Прижав ладонями заплатки на дыре в крыле, левая ладонь снизу, правая — сверху, я замерла, так пока и не понимая, что он задумал.
Дракон повернулся к воротам, за которыми уже совсем в опасной близости находился таран, напрягся, я почувствовала, как горячо стало моим ногам и хвосту, и с усилием изрыгнул длинную струю пламени.
— Держи заплаты, иначе я не могу, — еще раз попросил он.
"Почему же он очень горячий? — вертелось у меня в голове. — Когда рушили Пряжку такого не было…"
Впрочем, горячо стало не только мне.
Я видела, что наши лежат на стене ничком, накинув куртки на головы, а над ними опасно низко бьет струя почти белого пламени. Самые расторопные спрыгивают вниз.
На пыльной дороге полыхал таран, разбегались от него горящие люди, катались по земле, стараясь сбить пламя. Ни на секунду не прерывая огня, дракон начал поворачиваться кругом, выжигая окрестности гробницы. Я изо всех сил сжимала ладони, душой веря, что, если пропущу хоть щелочку к его ране, огонь прекратится.
Надгробная насыпь была на две трети выше окружающей двор стены, поэтому с ее вершины дракон испепелял все вокруг, оставляя очень небольшую нетронутую зону перед стеной, до которой добраться еще никто из нападающих не успел.
Да и вообще, желание штурмовать гробницу Молниеносного, во всяком случае сегодня, у них исчезло напрочь.
Осаждающие откатились за холмы.
Дракон сделал еще один полный круг и прекратил поливать пламенем Долину Ушедших. Раскаленный воздух стал понемногу остывать.
Дракон молчал.
В смысле, что молчал мысленно, не отзываясь на мои встревоженные вопросы.
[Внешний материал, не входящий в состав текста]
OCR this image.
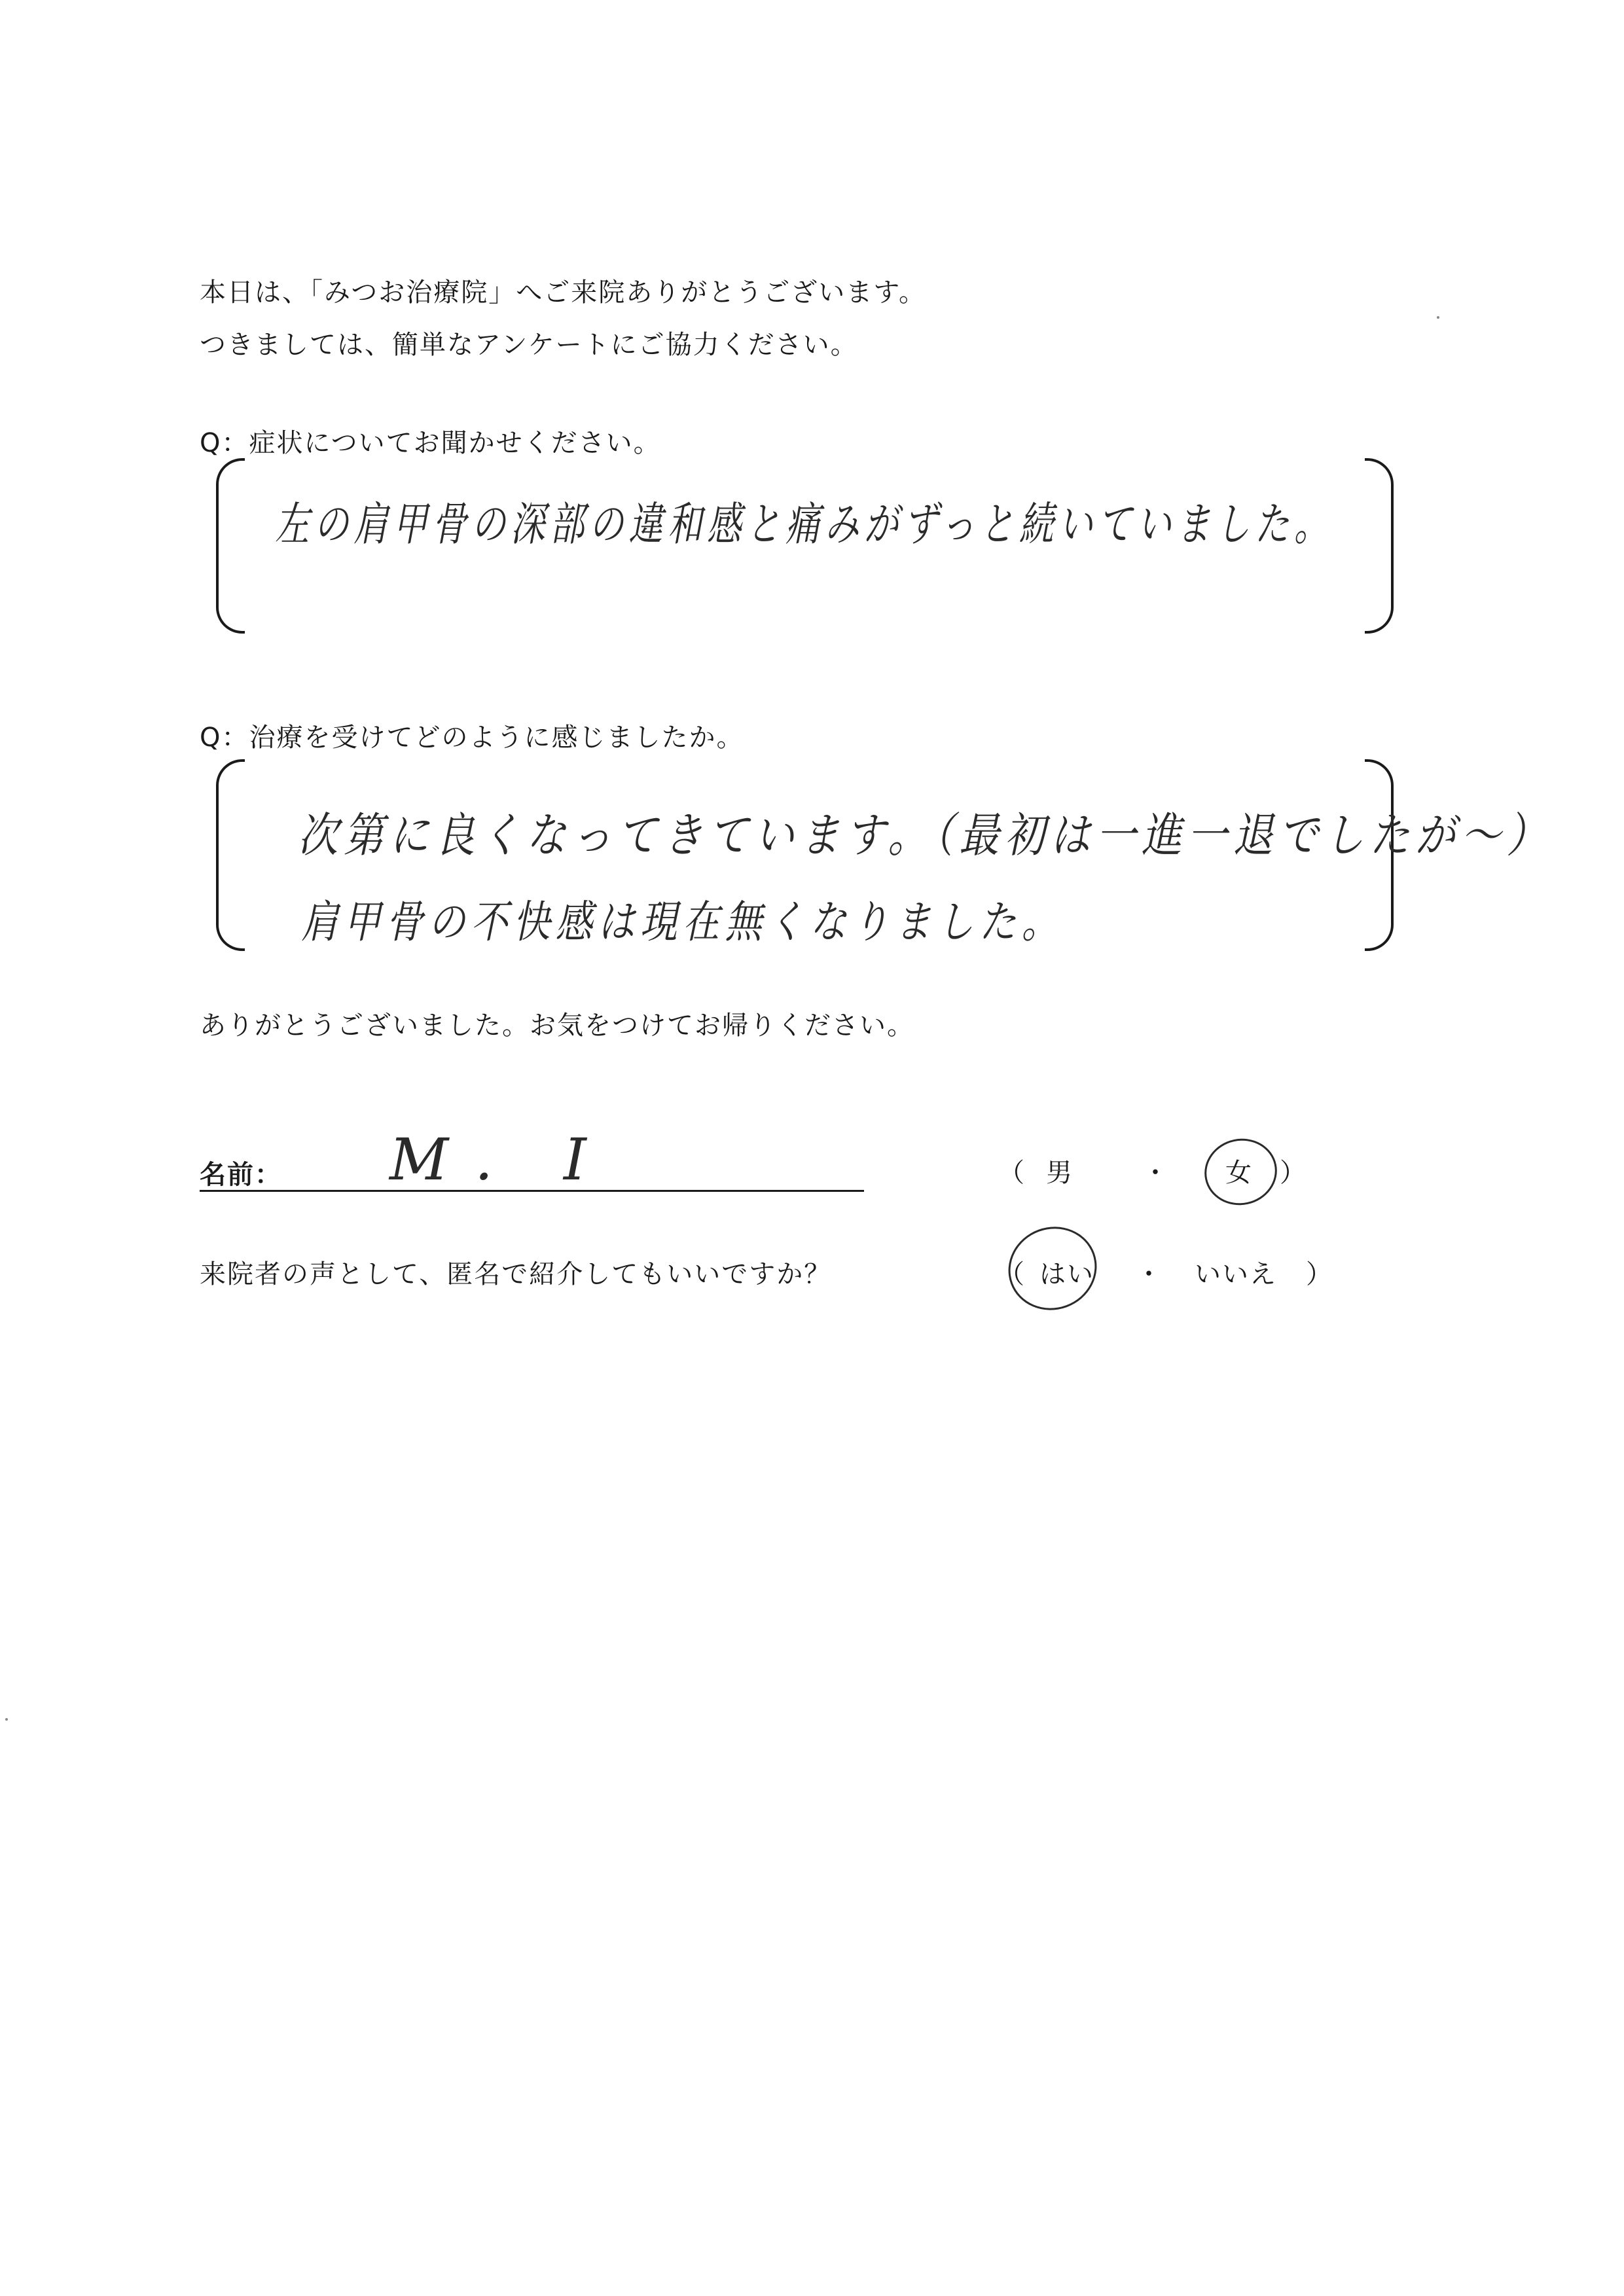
本日は、「みつお治療院」へご来院ありがとうございます。
つきましては、簡単なアンケートにご協力ください。
Q：症状についてお聞かせください。
左の肩甲骨の深部の違和感と痛みがずっと続いていました。
Q：治療を受けてどのように感じましたか。
次第に良くなってきています。（最初は一進一退でしたが〜）
肩甲骨の不快感は現在無くなりました。
ありがとうございました。お気をつけてお帰りください。
名前： M. I	（ 男	・ 女 ）
来院者の声として、匿名で紹介してもいいですか？	（ はい ・ いいえ ）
Я сидела, так и сжимая его крыло, не зная, можно ли его отпускать, или ни в коем случае нельзя.
Да и что вообще делают в таких случаях?
Дракон потихоньку остывал. Даже цвет его поменялся — ликующий золотой словно подернулся белой золой.
Сверху мне было видно, как потихоньку оживают наши, я даже расслышала в наступившей над долиной тишине, как кто-то в палатке сказал: "Нужна мазь от ожогов". И я подумала, что все нормальные люди будут сейчас мазать головы и спины, а мне, похоже, придется лечить волдыри на попе и внутренней поверхности бедер. И ходить я буду в раскоряку, вот забавно…
Прошло, наверное, миллион лет, но я наконец услышала:
— Спасибо. Можешь отпустить крыло и слезть.
Я разжала руки.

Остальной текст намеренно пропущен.